Encryption debate renewed
The hearing was called to discuss how strong encryption is hampering law enforcement and how technology firms should respond to legitimate law enforcement requests to break encryption.
Lawmakers at the House Energy and Commerce committee said they hoped the discussion would help both sides in the debate find common ground, so that privacy can be protected while enabling law enforcement to get data its needs for criminal probes.
"I can't believe this problem is intractable," said Representative Diana DeGette. "What I want to hear... is about possible solutions going forward."
While law enforcement officials and Apple both expressed a willingness to talk, the comments appeared to show little common ground in a debate which has been raging for weeks.
The encryption issue hit a boiling point earlier this year when Apple refused to help the FBI weaken the operating system of an iPhone used by one of the shooters in last year's San Bernardino killing spree.
The government eventually withdrew the request, saying it had been able to get into the phone with help from an outside party, but similar cases are pending in the courts.
Sewell defended the company's toughened encryption for its iPhones, which can sometimes make data unreadable to authorities, even with a warrant.
"The best way we, and the technology industry, know how to protect your information is through the use of strong encryption," he said.
"Encryption today is the backbone of our cyber-security infrastructure and provides the very best defense we have against increasingly hostile attacks."
An FBI official however repeated concerns that unbreakable encryption may help criminals and terrorists evade detection.
"We have seen case after case from homicides and kidnappings, to drug trafficking, financial fraud, trade secret theft, and child exploitation where critical evidence came from smartphones, computers, and online communications," said FBI executive assistant director Amy Hess.
"Increasingly, some technologies are prohibiting law enforcement from having access to that critical evidence."
'In the dark'
Thomas Galati, chief of intelligence for the New York City police department, expressed frustration over the default encryption for smartphones.
He said that in the six-month period from October 2015 through March of this year, "we have been locked out of 67 Apple devices lawfully seized pursuant to the investigation of 44 violent crimes."
"In the past, a phone or wiretap legally obtained through a judge would alert the police to drop-off points, hideouts, and target locations," he said. "Now, we are literally in the dark.
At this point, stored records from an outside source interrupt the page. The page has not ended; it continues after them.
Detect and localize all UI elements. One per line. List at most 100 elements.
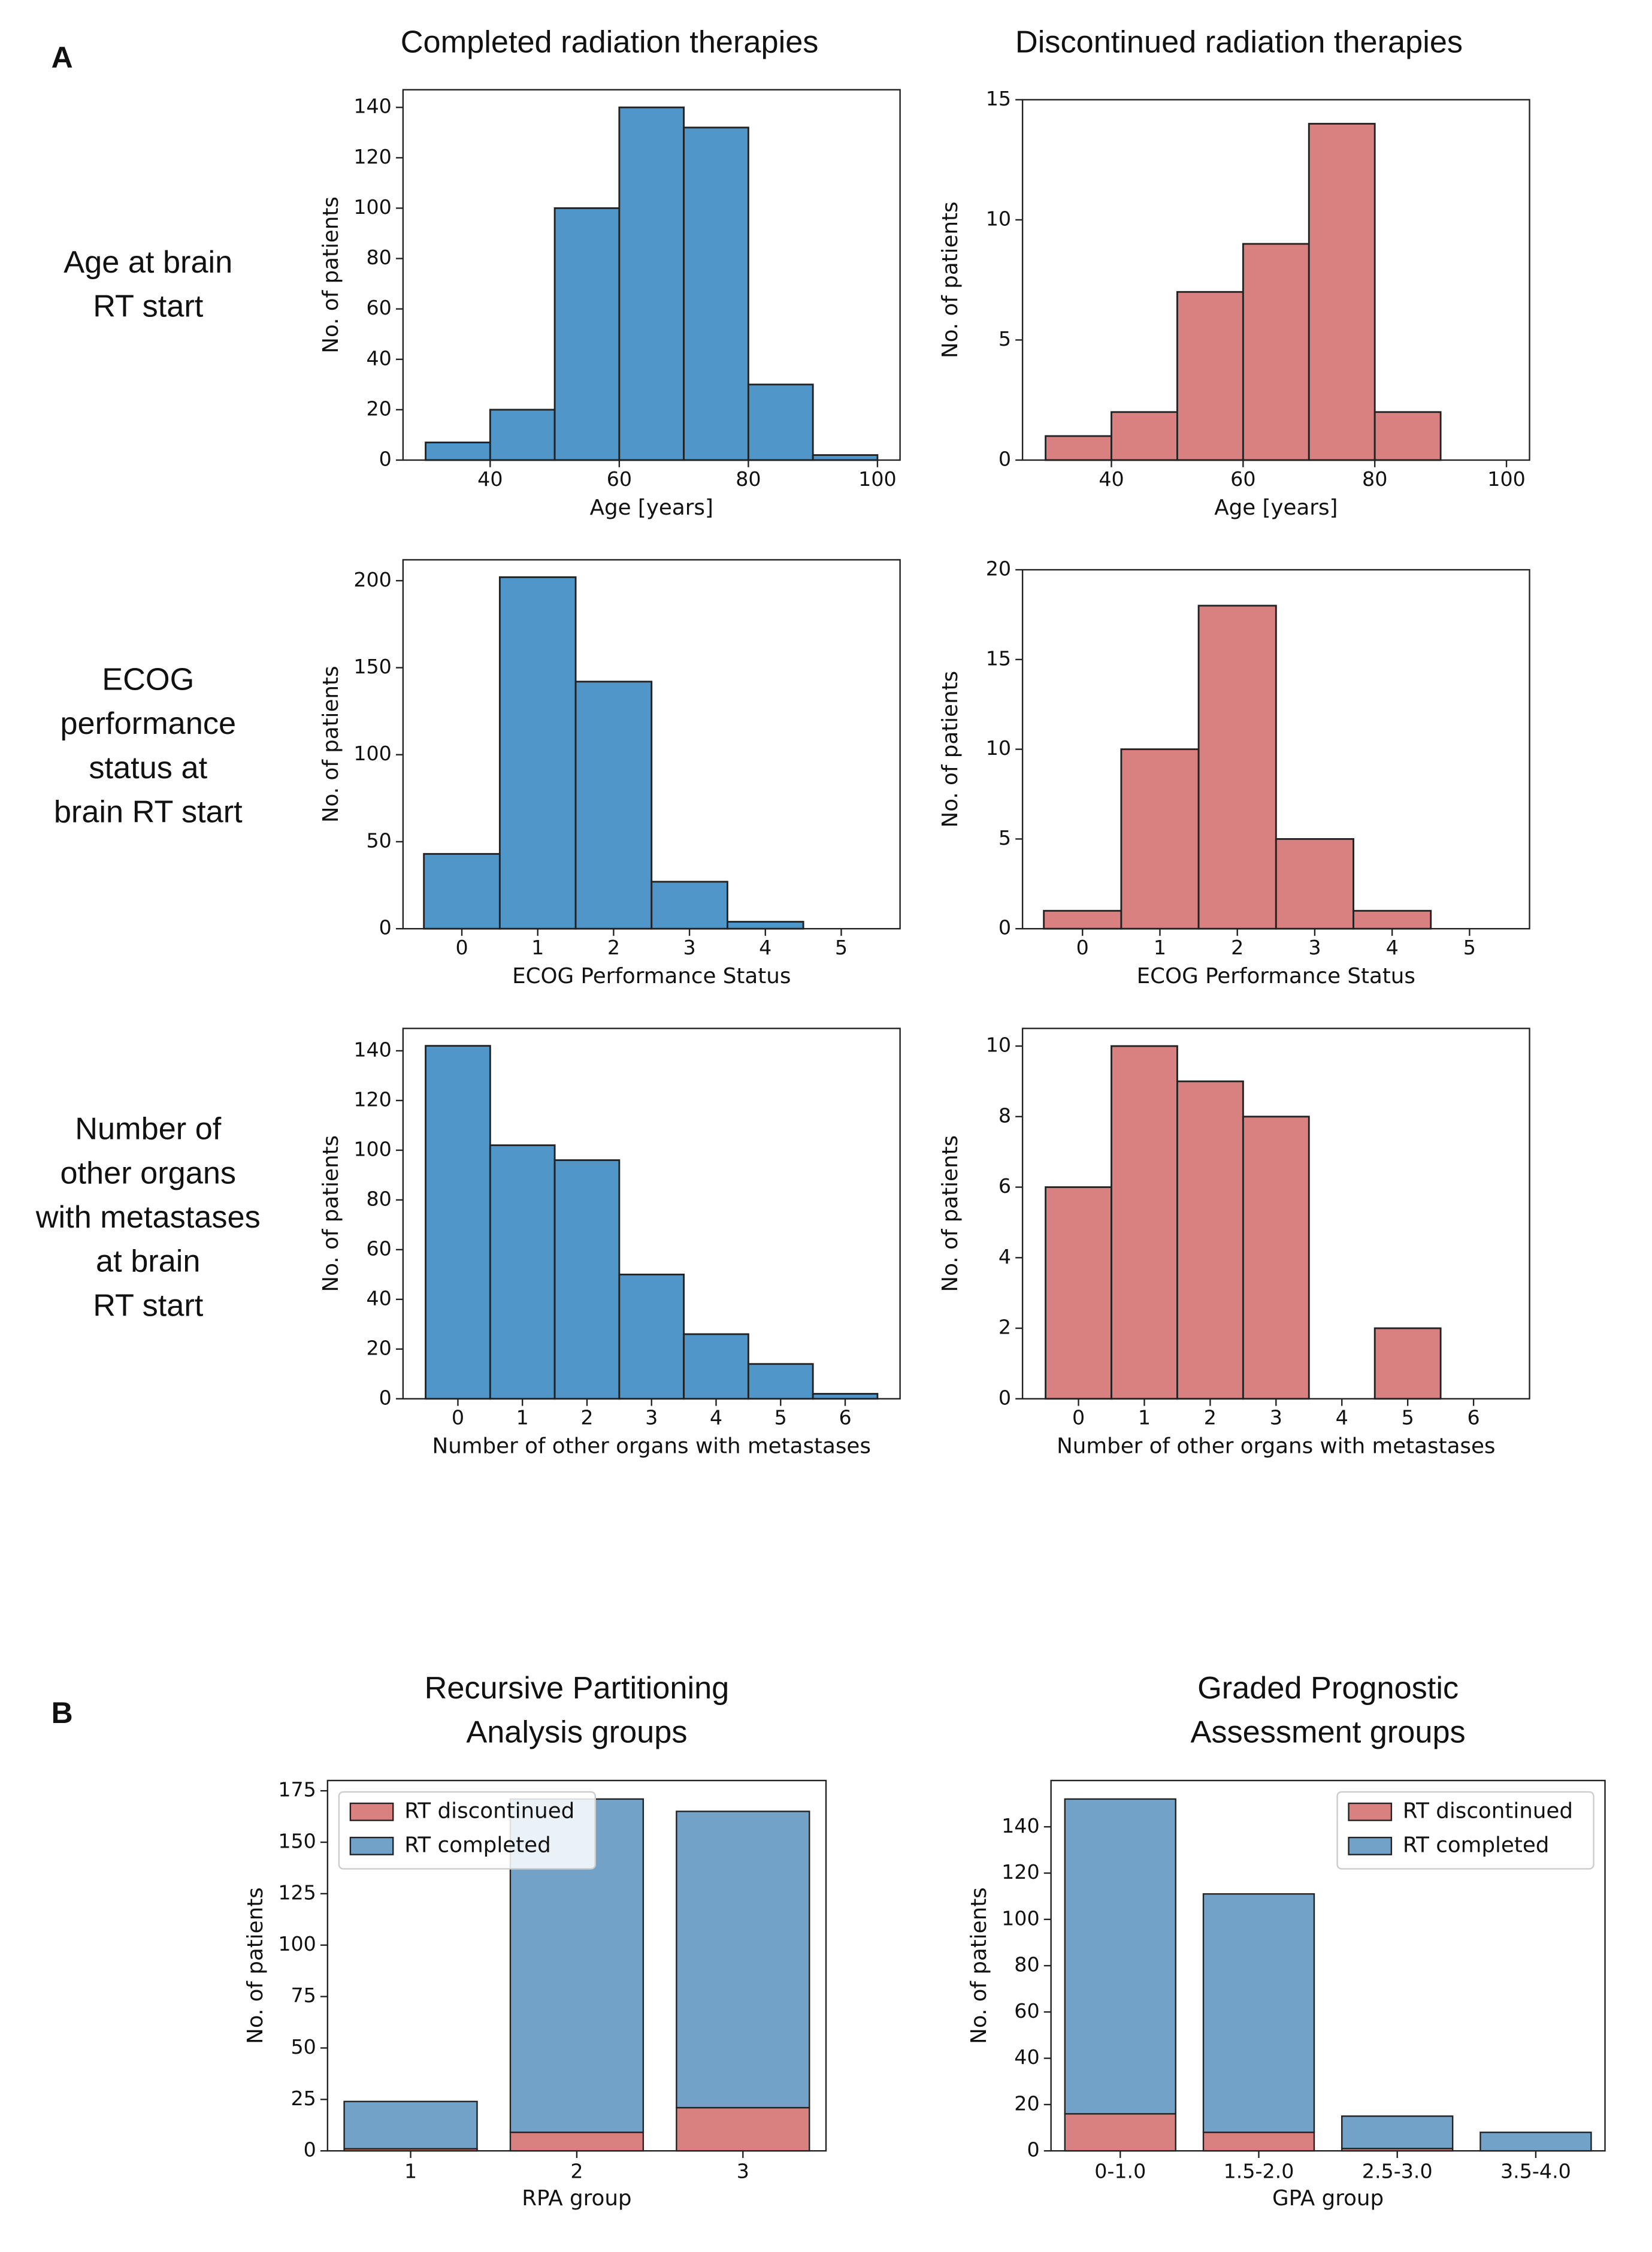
- legend: RT discontinued RT completed: [338, 1791, 597, 1870]
- histogram-bar: [1111, 411, 1178, 461]
- y-tick-label: 6: [999, 1174, 1011, 1198]
- histogram-bar: [1242, 1116, 1310, 1400]
- x-tick-label: 1: [1154, 936, 1166, 959]
- chart-title: Analysis groups: [466, 1715, 687, 1750]
- row-label: RT start: [93, 1288, 204, 1323]
- x-axis-label: RPA group: [522, 2186, 631, 2211]
- histogram-bar: [1045, 1186, 1112, 1400]
- histogram-bar: [683, 126, 749, 461]
- y-tick-label: 100: [353, 1137, 391, 1160]
- plot-frame: [402, 89, 901, 461]
- histogram-bar: [1120, 748, 1200, 930]
- y-tick-label: 80: [366, 1187, 391, 1210]
- y-tick-label: 100: [353, 195, 391, 219]
- bar-segment: [509, 2132, 645, 2152]
- x-tick-label: 0: [1076, 936, 1089, 959]
- histogram-bar: [553, 1159, 621, 1400]
- y-tick-label: 80: [1014, 1953, 1039, 1976]
- y-axis-label: No. of patients: [938, 201, 963, 358]
- plot-frame: [1021, 99, 1530, 461]
- row-label: with metastases: [35, 1200, 261, 1235]
- x-tick-label: 3.5-4.0: [1500, 2159, 1571, 2183]
- y-tick-label: 120: [353, 1087, 391, 1111]
- legend: RT discontinued RT completed: [1336, 1791, 1594, 1870]
- y-tick-label: 20: [366, 397, 391, 420]
- legend-label: RT discontinued: [1403, 1798, 1573, 1823]
- row-label: ECOG: [102, 663, 194, 697]
- plot-frame: [402, 559, 901, 930]
- y-tick-label: 5: [999, 826, 1011, 850]
- x-axis-label: Age [years]: [590, 495, 713, 520]
- x-tick-label: 40: [1099, 467, 1124, 491]
- histogram-bar: [1176, 1080, 1244, 1400]
- y-tick-label: 0: [379, 916, 392, 939]
- x-tick-label: 0: [452, 1406, 464, 1429]
- x-tick-label: 60: [607, 467, 632, 491]
- legend-label: RT discontinued: [404, 1798, 574, 1823]
- row-label: performance: [60, 706, 236, 741]
- histogram-bar: [683, 1333, 749, 1400]
- x-tick-label: 3: [737, 2159, 749, 2183]
- x-tick-label: 80: [1362, 467, 1387, 491]
- y-axis-label: No. of patients: [967, 1887, 991, 2044]
- x-tick-label: 60: [1230, 467, 1255, 491]
- histogram-bar: [1373, 1327, 1442, 1400]
- y-tick-label: 75: [291, 1984, 316, 2007]
- x-tick-label: 2: [1204, 1406, 1217, 1429]
- panel-label: A: [52, 41, 73, 74]
- x-axis-label: ECOG Performance Status: [512, 964, 791, 989]
- x-tick-label: 3: [1270, 1406, 1282, 1429]
- x-tick-label: 2: [580, 1406, 593, 1429]
- y-tick-label: 60: [366, 296, 391, 319]
- legend-box: [1336, 1791, 1594, 1870]
- y-tick-label: 0: [999, 447, 1011, 470]
- y-tick-label: 120: [1002, 1860, 1040, 1884]
- y-tick-label: 40: [1014, 2045, 1039, 2069]
- x-tick-label: 5: [774, 1406, 787, 1429]
- x-tick-label: 5: [1463, 936, 1476, 959]
- y-tick-label: 140: [353, 95, 391, 118]
- y-axis-label: No. of patients: [319, 666, 343, 823]
- row-label: Age at brain: [63, 245, 232, 280]
- x-tick-label: 40: [477, 467, 503, 491]
- y-tick-label: 5: [999, 327, 1011, 350]
- y-tick-label: 80: [366, 246, 391, 269]
- bar-segment: [676, 2106, 810, 2152]
- plot-frame: [1021, 1027, 1530, 1399]
- x-tick-label: 100: [1487, 467, 1526, 491]
- histogram-bar: [747, 1363, 814, 1400]
- y-tick-label: 50: [291, 2035, 316, 2058]
- row-label: other organs: [60, 1156, 236, 1190]
- histogram-bar: [489, 1144, 556, 1400]
- histogram-bar: [498, 576, 577, 930]
- x-tick-label: 2.5-3.0: [1362, 2159, 1433, 2183]
- histogram-bar: [747, 383, 814, 461]
- histogram-bar: [1111, 1045, 1178, 1400]
- x-tick-label: 1: [1138, 1406, 1151, 1429]
- y-axis-label: No. of patients: [319, 1135, 343, 1292]
- y-tick-label: 175: [278, 1778, 316, 1801]
- column-title: Completed radiation therapies: [401, 25, 819, 60]
- plot-frame: [1050, 1779, 1606, 2152]
- y-tick-label: 100: [353, 742, 391, 765]
- histogram-bar: [812, 1393, 879, 1400]
- x-tick-label: 3: [1308, 936, 1321, 959]
- y-tick-label: 200: [353, 568, 391, 591]
- y-tick-label: 60: [1014, 1999, 1039, 2023]
- y-tick-label: 20: [986, 557, 1011, 581]
- legend-label: RT completed: [1403, 1833, 1549, 1857]
- histogram-bar: [425, 442, 491, 461]
- y-tick-label: 8: [999, 1104, 1011, 1127]
- histogram-bar: [1176, 291, 1244, 461]
- histogram-bar: [553, 207, 621, 461]
- bar-segment: [1202, 2132, 1315, 2152]
- y-tick-label: 2: [999, 1316, 1011, 1339]
- x-tick-label: 0-1.0: [1094, 2159, 1146, 2183]
- legend-swatch: [1348, 1836, 1393, 1855]
- row-label: brain RT start: [54, 795, 243, 830]
- x-tick-label: 5: [835, 936, 848, 959]
- x-axis-label: GPA group: [1272, 2186, 1384, 2211]
- bar-segment: [1479, 2132, 1592, 2152]
- legend-box: [338, 1791, 597, 1870]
Criminals know it."
But Amit Yoran, president of the security firm RSA, said law enforcement is failing to use tools available to them.
"We live in a 'golden age' of surveillance, more so than in any other point in history," he told the panel.
"In just about everything we do, we leave an incredibly insightful digital breadcrumb trail... Law enforcement has an overwhelming volume of information readily available to it, creating challenges to efficiently manage and fully leverage it."
Apple said in its most recent transparency report Monday that it received more than 30,000 data requests from law enforcement worldwide and provided some information in a majority of those cases.